Adalet Sen’in varoluş nedeni olan yargının emektar ve cefakar çalışanları ile değerli basın mensupları bugün ülkemizin tüm adliyelerinde eş zamanlı gerçekleştirdiğimiz basın açıklamamıza hoşgeldiniz. Bir devleti ayakta tutan adalettir. "Adalet mülkün temelidir" prensibini tüm Adalet dairelerinde baş tacı ediyor oluşumuzun temel gerekçesi de adalete olan inancımız değil midir?

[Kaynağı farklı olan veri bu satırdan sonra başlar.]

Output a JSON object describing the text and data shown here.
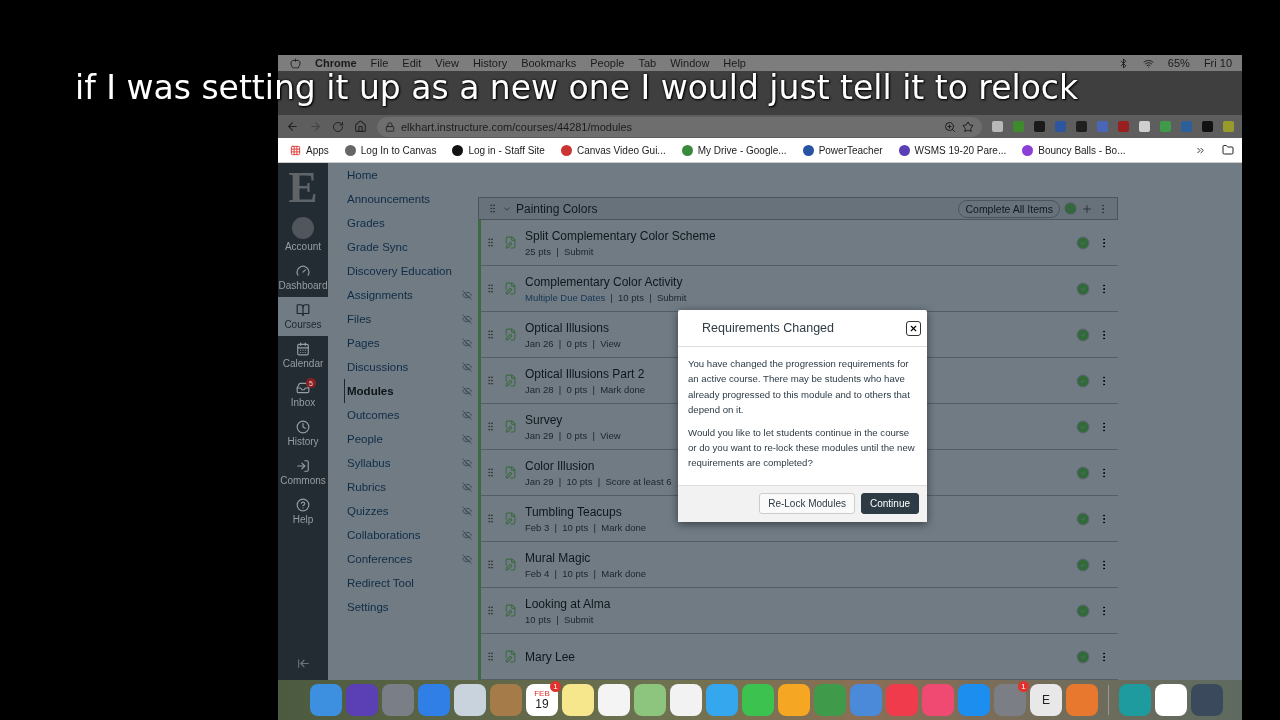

Devletin üç ana erkinden biri olan yargının mutfağındaki yargı çalışanları hak ettikleri saygınlığı ve onurlu bir yaşama dair haklı taleplerini artık daha gür bir sesle dile getirmektedir.
Hukukun topluma adil, eşit ve etkin dağılımında mesaisine giriş saati belli olup çıkış saati belli olmayan, mesai kavramının adaletin tecellisinde önemi olmadığına dair inancı, gayreti ve özveriyi her daim çalışma hayatlarına nakış nakış işleyen yargı çalışanları ötekileştirilmemek, yalnız bırakılmamak gibi temel taleplerden başka bir şey istememektedir.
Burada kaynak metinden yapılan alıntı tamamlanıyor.